From a certain point onward, there is no turning back; that is the point that must be reached.
These words, from Franz Kafka’s The Trial, were quoted in Paul Bowles’ intense 1949 book The Sheltering Sky, an allegorical tale of a journey of change, of a search for meaning in life, of leaving the past behind, of transformation.
Re-reading this classic book at this time when there is so much chaos in the world is instructive. Many awake and aware people feel this sense that humanity is moving into a period when the world is about to change, and we cannot go back to where we were, but must move forward into the unknown.
The Sheltering Sky strips away all information about the characters, to focus solely on “the now, the journey”. We know nothing about the history or social background and circumstances of the rich and bored couple who travel from New York to North Africa and onward into the deepest Saharan desert, where their lives are permanently altered.

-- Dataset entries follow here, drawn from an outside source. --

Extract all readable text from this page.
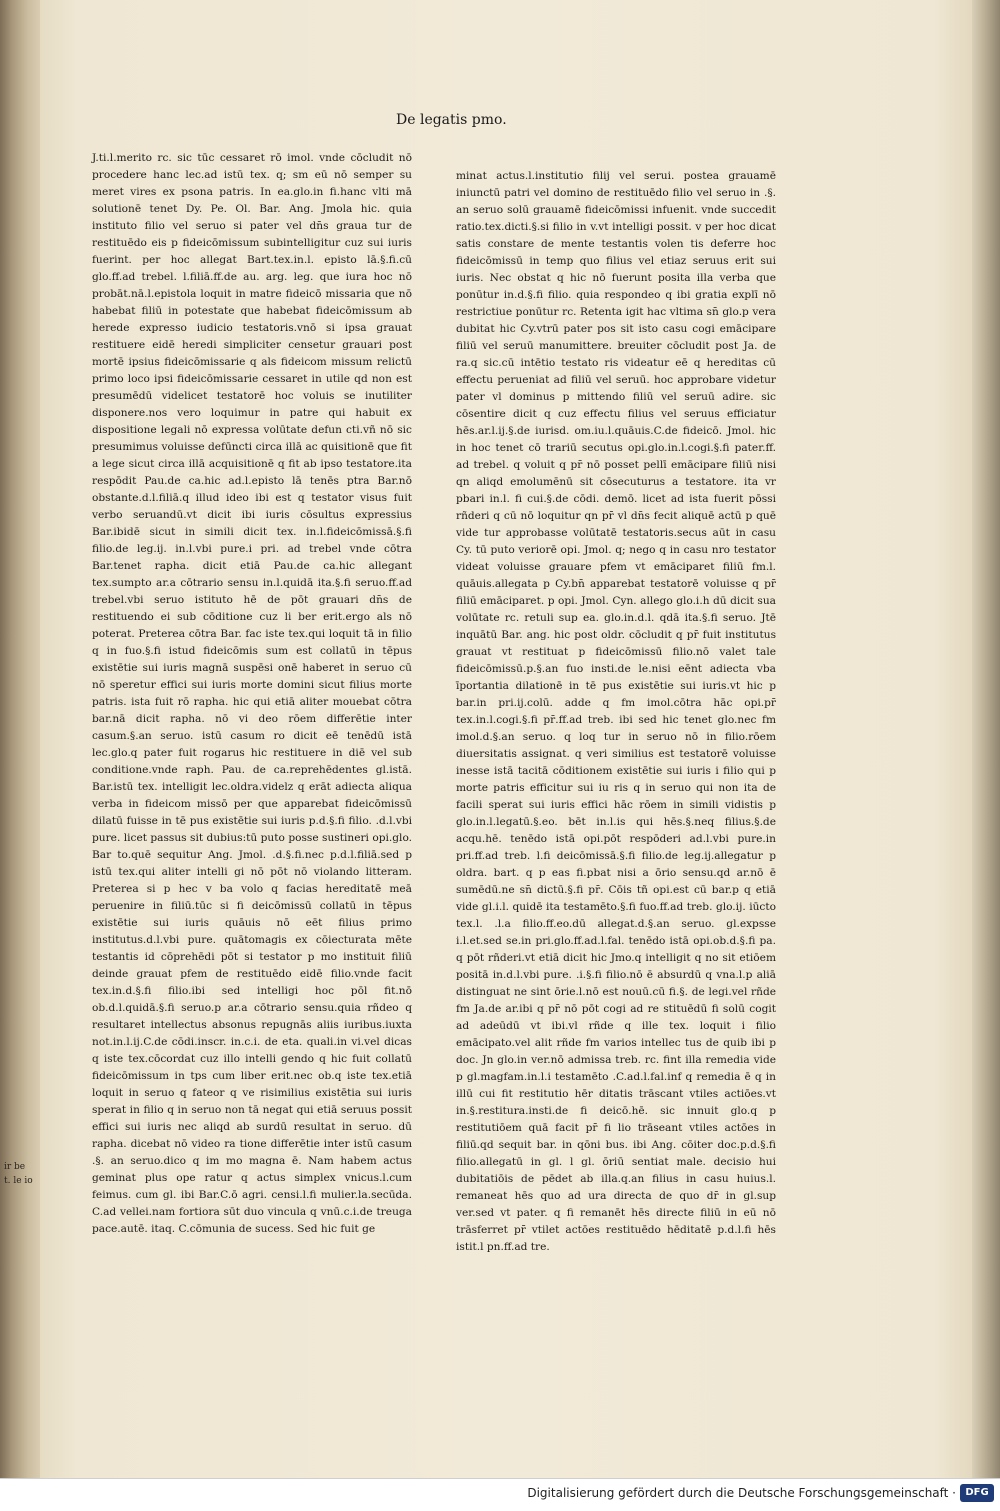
De legatis pmo.

J.ti.l.merito rc. sic tūc cessaret rō imol. vnde cōcludit nō procedere hanc lec.ad istū tex. q; sm eū nō semper su meret vires ex psona patris. In ea.glo.in fi.hanc vlti mā solutionē tenet Dy. Pe. Ol. Bar. Ang. Jmola hic. quia instituto filio vel seruo si pater vel dn̄s graua tur de restituēdo eis p fideicōmissum subintelligitur cuz sui iuris fuerint. per hoc allegat Bart.tex.in.l. episto lā.§.fi.cū glo.ff.ad trebel. l.filiā.ff.de au. arg. leg. que iura hoc nō probāt.nā.l.epistola loquit in matre fideicō missaria que nō habebat filiū in potestate que habebat fideicōmissum ab herede expresso iudicio testatoris.vnō si ipsa grauat restituere eidē heredi simpliciter censetur grauari post mortē ipsius fideicōmissarie q als fideicom missum relictū primo loco ipsi fideicōmissarie cessaret in utile qd non est presumēdū videlicet testatorē hoc voluis se inutiliter disponere.nos vero loquimur in patre qui habuit ex dispositione legali nō expressa volūtate defun cti.vñ nō sic presumimus voluisse defūncti circa illā ac quisitionē que fit a lege sicut circa illā acquisitionē q fit ab ipso testatore.ita respōdit Pau.de ca.hic ad.l.episto lā tenēs ptra Bar.nō obstante.d.l.filiā.q illud ideo ibi est q testator visus fuit verbo seruandū.vt dicit ibi iuris cōsultus expressius Bar.ibidē sicut in simili dicit tex. in.l.fideicōmissā.§.fi filio.de leg.ij. in.l.vbi pure.i pri. ad trebel vnde cōtra Bar.tenet rapha. dicit etiā Pau.de ca.hic allegant tex.sumpto ar.a cōtrario sensu in.l.quidā ita.§.fi seruo.ff.ad trebel.vbi seruo istituto hē de pōt grauari dn̄s de restituendo ei sub cōditione cuz li ber erit.ergo als nō poterat. Preterea cōtra Bar. fac iste tex.qui loquit tā in filio q in fuo.§.fi istud fideicōmis sum est collatū in tēpus existētie sui iuris magnā suspēsi onē haberet in seruo cū nō speretur effici sui iuris morte domini sicut filius morte patris. ista fuit rō rapha. hic qui etiā aliter mouebat cōtra bar.nā dicit rapha. nō vi deo rōem differētie inter casum.§.an seruo. istū casum ro dicit eē tenēdū istā lec.glo.q pater fuit rogarus hic restituere in diē vel sub conditione.vnde raph. Pau. de ca.reprehēdentes gl.istā. Bar.istū tex. intelligit lec.oldra.videlz q erāt adiecta aliqua verba in fideicom missō per que apparebat fideicōmissū dilatū fuisse in tē pus existētie sui iuris p.d.§.fi filio. .d.l.vbi pure. licet passus sit dubius:tū puto posse sustineri opi.glo. Bar to.quē sequitur Ang. Jmol. .d.§.fi.nec p.d.l.filiā.sed p istū tex.qui aliter intelli gi nō pōt nō violando litteram. Preterea si p hec v ba volo q facias hereditatē meā peruenire in filiū.tūc si fi deicōmissū collatū in tēpus existētie sui iuris quāuis nō eēt filius primo institutus.d.l.vbi pure. quātomagis ex cōiecturata mēte testantis id cōprehēdi pōt si testator p mo instituit filiū deinde grauat pfem de restituēdo eidē filio.vnde facit tex.in.d.§.fi filio.ibi sed intelligi hoc pōl fit.nō ob.d.l.quidā.§.fi seruo.p ar.a cōtrario sensu.quia rñdeo q resultaret intellectus absonus repugnās aliis iuribus.iuxta not.in.l.ij.C.de cōdi.inscr. in.c.i. de eta. quali.in vi.vel dicas q iste tex.cōcordat cuz illo intelli gendo q hic fuit collatū fideicōmissum in tps cum liber erit.nec ob.q iste tex.etiā loquit in seruo q fateor q ve risimilius existētia sui iuris sperat in filio q in seruo non tā negat qui etiā seruus possit effici sui iuris nec aliqd ab surdū resultat in seruo. dū rapha. dicebat nō video ra tione differētie inter istū casum .§. an seruo.dico q im mo magna ē. Nam habem actus geminat plus ope ratur q actus simplex vnicus.l.cum feimus. cum gl. ibi Bar.C.ō agri. censi.l.fi mulier.la.secūda. C.ad vellei.nam fortiora sūt duo vincula q vnū.c.i.de treuga pace.autē. itaq. C.cōmunia de sucess. Sed hic fuit ge

minat actus.l.institutio filij vel serui. postea grauamē iniunctū patri vel domino de restituēdo filio vel seruo in .§. an seruo solū grauamē fideicōmissi infuenit. vnde succedit ratio.tex.dicti.§.si filio in v.vt intelligi possit. v per hoc dicat satis constare de mente testantis volen tis deferre hoc fideicōmissū in temp quo filius vel etiaz seruus erit sui iuris. Nec obstat q hic nō fuerunt posita illa verba que ponūtur in.d.§.fi filio. quia respondeo q ibi gratia explī nō restrictiue ponūtur rc. Retenta igit hac vltima sn̄ glo.p vera dubitat hic Cy.vtrū pater pos sit isto casu cogi emācipare filiū vel seruū manumittere. breuiter cōcludit post Ja. de ra.q sic.cū intētio testato ris videatur eē q hereditas cū effectu perueniat ad filiū vel seruū. hoc approbare videtur pater vl dominus p mittendo filiū vel seruū adire. sic cōsentire dicit q cuz effectu filius vel seruus efficiatur hēs.ar.l.ij.§.de iurisd. om.iu.l.quāuis.C.de fideicō. Jmol. hic in hoc tenet cō trariū secutus opi.glo.in.l.cogi.§.fi pater.ff. ad trebel. q voluit q pr̄ nō posset pellī emācipare filiū nisi qn aliqd emolumēnū sit cōsecuturus a testatore. ita vr pbari in.l. fi cui.§.de cōdi. demō. licet ad ista fuerit pōssi rñderi q cū nō loquitur qn pr̄ vl dn̄s fecit aliquē actū p quē vide tur approbasse volūtatē testatoris.secus aūt in casu Cy. tū puto veriorē opi. Jmol. q; nego q in casu nro testator videat voluisse grauare pfem vt emāciparet filiū fm.l. quāuis.allegata p Cy.bn̄ apparebat testatorē voluisse q pr̄ filiū emāciparet. p opi. Jmol. Cyn. allego glo.i.h dū dicit sua volūtate rc. retuli sup ea. glo.in.d.l. qdā ita.§.fi seruo. Jtē inquātū Bar. ang. hic post oldr. cōcludit q pr̄ fuit institutus grauat vt restituat p fideicōmissū filio.nō valet tale fideicōmissū.p.§.an fuo insti.de le.nisi eēnt adiecta vba īportantia dilationē in tē pus existētie sui iuris.vt hic p bar.in pri.ij.colū. adde q fm imol.cōtra hāc opi.pr̄ tex.in.l.cogi.§.fi pr̄.ff.ad treb. ibi sed hic tenet glo.nec fm imol.d.§.an seruo. q loq tur in seruo nō in filio.rōem diuersitatis assignat. q veri similius est testatorē voluisse inesse istā tacitā cōditionem existētie sui iuris i filio qui p morte patris efficitur sui iu ris q in seruo qui non ita de facili sperat sui iuris effici hāc rōem in simili vidistis p glo.in.l.legatū.§.eo. bēt in.l.is qui hēs.§.neq filius.§.de acqu.hē. tenēdo istā opi.pōt respōderi ad.l.vbi pure.in pri.ff.ad treb. l.fi deicōmissā.§.fi filio.de leg.ij.allegatur p oldra. bart. q p eas fi.pbat nisi a ōrio sensu.qd ar.nō ē sumēdū.ne sn̄ dictū.§.fi pr̄. Cōis tñ opi.est cū bar.p q etiā vide gl.i.l. quidē ita testamēto.§.fi fuo.ff.ad treb. glo.ij. iūcto tex.l. .l.a filio.ff.eo.dū allegat.d.§.an seruo. gl.expsse i.l.et.sed se.in pri.glo.ff.ad.l.fal. tenēdo istā opi.ob.d.§.fi pa. q pōt rñderi.vt etiā dicit hic Jmo.q intelligit q no sit etiōem positā in.d.l.vbi pure. .i.§.fi filio.nō ē absurdū q vna.l.p aliā distinguat ne sint ōrie.l.nō est nouū.cū fi.§. de legi.vel rñde fm Ja.de ar.ibi q pr̄ nō pōt cogi ad re stituēdū fi solū cogit ad adeūdū vt ibi.vl rñde q ille tex. loquit i filio emācipato.vel alit rñde fm varios intellec tus de quib ibi p doc. Jn glo.in ver.nō admissa treb. rc. fint illa remedia vide p gl.magfam.in.l.i testamēto .C.ad.l.fal.inf q remedia ē q in illū cui fit restitutio hēr ditatis trāscant vtiles actiōes.vt in.§.restitura.insti.de fi deicō.hē. sic innuit glo.q p restitutiōem quā facit pr̄ fi lio trāseant vtiles actōes in filiū.qd sequit bar. in qōni bus. ibi Ang. cōiter doc.p.d.§.fi filio.allegatū in gl. l gl. ōriū sentiat male. decisio hui dubitatiōis de pēdet ab illa.q.an filius in casu huius.l. remaneat hēs quo ad ura directa de quo dr̄ in gl.sup ver.sed vt pater. q fi remanēt hēs directe filiū in eū nō trāsferret pr̄ vtilet actōes restituēdo hēditatē p.d.l.fi hēs istit.l pn.ff.ad tre.

ir be t. le io
Digitalisierung gefördert durch die Deutsche Forschungsgemeinschaft · DFG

The point of the journey was to create a change in the lives of the couple; they were not ‘sight-seeing’, in the sense that a ‘tourist’ would do, a ‘tourist’ being someone who would always be anticipating the return ‘home’. They were ‘travellers’, people who had no destination or objective, no plan to return ‘home’ anytime soon, belonging no more to one place than to the next.
This was a journey of the mind, a journey of observation, from which they might never return, much like Hermann Hesse’s 1932 novella Journey to the East. A journey that left the past behind, stripped it away, left no trace, once and for all.
This is the point we should be striving to reach before we transition out of this life, to remove attachments, addictions, obstacles that hold us back from achieving the required escape velocity on departure.
The main character in The Sheltering Sky was permitted in the author’s writing to recall only one incident from his past, at a dinner party where he was told: “your life is so simple”.
In musing over this incident as he lay dying in the silence of the desert, his view was that those he left behind had elected to place obstacles in their own way, had encumbered themselves with every sort of unnecessary allegiance, and had no reason to object to his having simplified his life. He recalled having said with finality: “everyone makes the life he wants, right?”
But whilst, in the languor of our youth, life seems limitless, it really isn’t. But it never stops. It just changes. That is the moment we must prepare for.